Speaking to media, the women said selling their milk gave them a much-needed stable source of income while enabling them to stay at home and take care of their children. They could earn up to $12 a day - a considerable sum.
"We are regretful that this trade has been banned. It had helped our livelihood a lot," one mother named Chea Sam told AFP.
An alternative would be working in factories or other employment with lesser pay and less ideal conditions.
"They may be working long hours and would be away from their children, so they would not be able to breastfeed them for long," says Annuska Derks, who has researched Cambodian women's issues.
While breastfeeding is prevalent in Cambodia, overall child malnutrition is still an issue
Some mothers also viewed it as helping out other mothers. In several South East Asian societies, "breast milk plays a role in establishing kinship," says Professor Derks.
"It's like the other child is also our child," one mother named Khorn Vanny told the Phnom Penh Post.
The issue is thus also about the mothers' rights as women.
"As uncomfortable as this situation may be, at the end of the day it should be up to women to decide what to do with their bodies," says anthropologist Charlotte Faircloth, who has researched breastfeeding culture.
"It's a difficult thing to decide their autonomy for them, to say they are not educated or don't know what's good for them. There is a danger in sounding patronising.

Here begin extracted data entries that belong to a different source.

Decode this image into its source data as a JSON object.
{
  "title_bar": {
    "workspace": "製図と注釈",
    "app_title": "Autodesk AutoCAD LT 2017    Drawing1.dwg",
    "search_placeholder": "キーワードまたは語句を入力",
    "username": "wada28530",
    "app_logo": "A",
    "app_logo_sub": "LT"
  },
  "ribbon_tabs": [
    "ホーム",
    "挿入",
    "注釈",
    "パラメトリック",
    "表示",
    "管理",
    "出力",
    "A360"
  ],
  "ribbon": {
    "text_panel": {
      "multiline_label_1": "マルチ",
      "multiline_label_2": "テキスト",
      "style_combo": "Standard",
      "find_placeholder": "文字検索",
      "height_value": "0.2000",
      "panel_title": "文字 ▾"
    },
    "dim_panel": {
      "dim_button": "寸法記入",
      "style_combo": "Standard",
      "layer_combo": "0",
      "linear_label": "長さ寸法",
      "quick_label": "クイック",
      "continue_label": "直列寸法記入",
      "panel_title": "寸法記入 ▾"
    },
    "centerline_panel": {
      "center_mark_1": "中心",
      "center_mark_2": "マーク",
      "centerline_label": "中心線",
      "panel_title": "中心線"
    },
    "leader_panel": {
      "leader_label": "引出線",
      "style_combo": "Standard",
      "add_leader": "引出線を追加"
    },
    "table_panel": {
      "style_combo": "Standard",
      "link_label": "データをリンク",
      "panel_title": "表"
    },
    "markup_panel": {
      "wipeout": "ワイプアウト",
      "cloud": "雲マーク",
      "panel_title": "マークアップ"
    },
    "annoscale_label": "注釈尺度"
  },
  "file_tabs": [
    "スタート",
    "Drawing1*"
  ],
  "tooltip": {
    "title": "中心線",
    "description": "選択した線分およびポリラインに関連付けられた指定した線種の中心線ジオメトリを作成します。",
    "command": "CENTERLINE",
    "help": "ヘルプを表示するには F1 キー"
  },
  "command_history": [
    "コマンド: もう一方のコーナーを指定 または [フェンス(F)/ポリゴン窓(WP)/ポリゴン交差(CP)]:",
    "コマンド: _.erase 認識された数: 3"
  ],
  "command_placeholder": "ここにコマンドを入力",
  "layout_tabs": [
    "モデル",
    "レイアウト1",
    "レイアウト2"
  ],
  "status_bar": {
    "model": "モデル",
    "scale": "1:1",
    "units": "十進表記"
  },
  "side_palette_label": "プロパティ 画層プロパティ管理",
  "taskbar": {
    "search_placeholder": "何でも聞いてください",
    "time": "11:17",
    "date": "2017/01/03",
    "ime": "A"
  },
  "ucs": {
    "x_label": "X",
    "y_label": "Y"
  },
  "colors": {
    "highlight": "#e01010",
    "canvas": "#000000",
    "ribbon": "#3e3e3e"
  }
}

"If the buyer and seller are happy with the process then we have to respect that that is their decision."
So should Cambodian women be allowed to sell their milk?

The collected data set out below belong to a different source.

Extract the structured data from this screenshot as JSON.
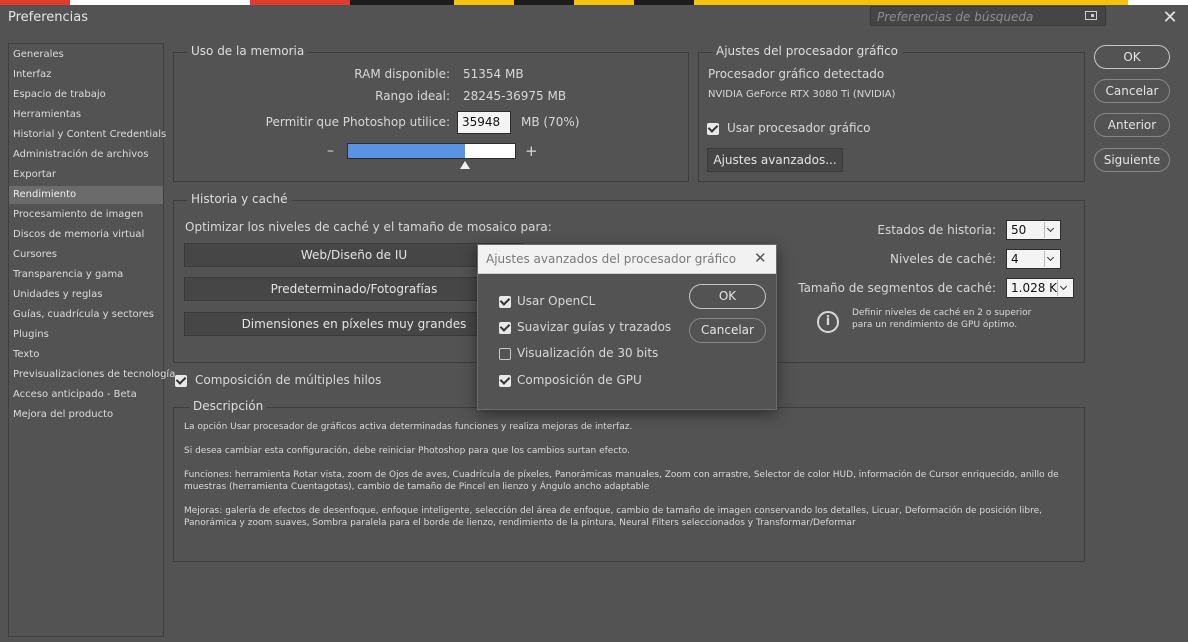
{
  "window": {
    "title": "Preferencias"
  },
  "search": {
    "placeholder": "Preferencias de búsqueda",
    "icon": "panel-icon"
  },
  "colors": {
    "strip": [
      "#e23b2f",
      "#ffffff",
      "#e23b2f",
      "#1c1c1c",
      "#f4c20d",
      "#1c1c1c",
      "#f4c20d",
      "#1c1c1c",
      "#f4c20d",
      "#ffffff"
    ],
    "slider_fill": "#5b93e3",
    "window_bg": "#535353"
  },
  "sidebar": {
    "items": [
      "Generales",
      "Interfaz",
      "Espacio de trabajo",
      "Herramientas",
      "Historial y Content Credentials",
      "Administración de archivos",
      "Exportar",
      "Rendimiento",
      "Procesamiento de imagen",
      "Discos de memoria virtual",
      "Cursores",
      "Transparencia y gama",
      "Unidades y reglas",
      "Guías, cuadrícula y sectores",
      "Plugins",
      "Texto",
      "Previsualizaciones de tecnología",
      "Acceso anticipado - Beta",
      "Mejora del producto"
    ],
    "selected_index": 7
  },
  "memory": {
    "title": "Uso de la memoria",
    "ram_label": "RAM disponible:",
    "ram_value": "51354 MB",
    "ideal_label": "Rango ideal:",
    "ideal_value": "28245-36975 MB",
    "allow_label": "Permitir que Photoshop utilice:",
    "allow_value": "35948",
    "allow_suffix": "MB (70%)",
    "minus": "–",
    "plus": "+",
    "slider_fraction": 0.7
  },
  "gpu": {
    "title": "Ajustes del procesador gráfico",
    "detected_label": "Procesador gráfico detectado",
    "gpu_name": "NVIDIA GeForce RTX 3080 Ti (NVIDIA)",
    "use_gpu_label": "Usar procesador gráfico",
    "use_gpu_checked": true,
    "advanced_button": "Ajustes avanzados..."
  },
  "actions": {
    "ok": "OK",
    "cancel": "Cancelar",
    "prev": "Anterior",
    "next": "Siguiente"
  },
  "cache": {
    "title": "Historia y caché",
    "optimize_label": "Optimizar los niveles de caché y el tamaño de mosaico para:",
    "presets": [
      "Web/Diseño de IU",
      "Predeterminado/Fotografías",
      "Dimensiones en píxeles muy grandes"
    ],
    "history_label": "Estados de historia:",
    "history_value": "50",
    "levels_label": "Niveles de caché:",
    "levels_value": "4",
    "tile_label": "Tamaño de segmentos de caché:",
    "tile_value": "1.028 K",
    "info_text": "Definir niveles de caché en 2 o superior para un rendimiento de GPU óptimo."
  },
  "multithread": {
    "label": "Composición de múltiples hilos",
    "checked": true
  },
  "description": {
    "title": "Descripción",
    "paragraphs": [
      "La opción Usar procesador de gráficos activa determinadas funciones y realiza mejoras de interfaz.",
      "Si desea cambiar esta configuración, debe reiniciar Photoshop para que los cambios surtan efecto.",
      "Funciones: herramienta Rotar vista, zoom de Ojos de aves, Cuadrícula de píxeles, Panorámicas manuales, Zoom con arrastre, Selector de color HUD, información de Cursor enriquecido, anillo de muestras (herramienta Cuentagotas), cambio de tamaño de Pincel en lienzo y Ángulo ancho adaptable",
      "Mejoras: galería de efectos de desenfoque, enfoque inteligente, selección del área de enfoque, cambio de tamaño de imagen conservando los detalles, Licuar, Deformación de posición libre, Panorámica y zoom suaves, Sombra paralela para el borde de lienzo, rendimiento de la pintura, Neural Filters seleccionados y Transformar/Deformar"
    ]
  },
  "modal": {
    "title": "Ajustes avanzados del procesador gráfico",
    "options": [
      {
        "label": "Usar OpenCL",
        "checked": true
      },
      {
        "label": "Suavizar guías y trazados",
        "checked": true
      },
      {
        "label": "Visualización de 30 bits",
        "checked": false
      },
      {
        "label": "Composición de GPU",
        "checked": true
      }
    ],
    "ok": "OK",
    "cancel": "Cancelar"
  }
}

Dr Palmquist argues that the women "are impoverished and therefore living in an environment where their choices are constrained. So there isn't really a choice here".
"There could be many other ways to lift them out of poverty in a way that does not biologically exploit women", such as providing better education opportunities and jobs.
The government said on Tuesday in a brief statement on the ban: "Even though we are still poor, we are not so poor that we have to sell human breast milk."
What experts can agree on is that the transnational sale of breast milk is an extremely complex but growing industry and needs greater scrutiny.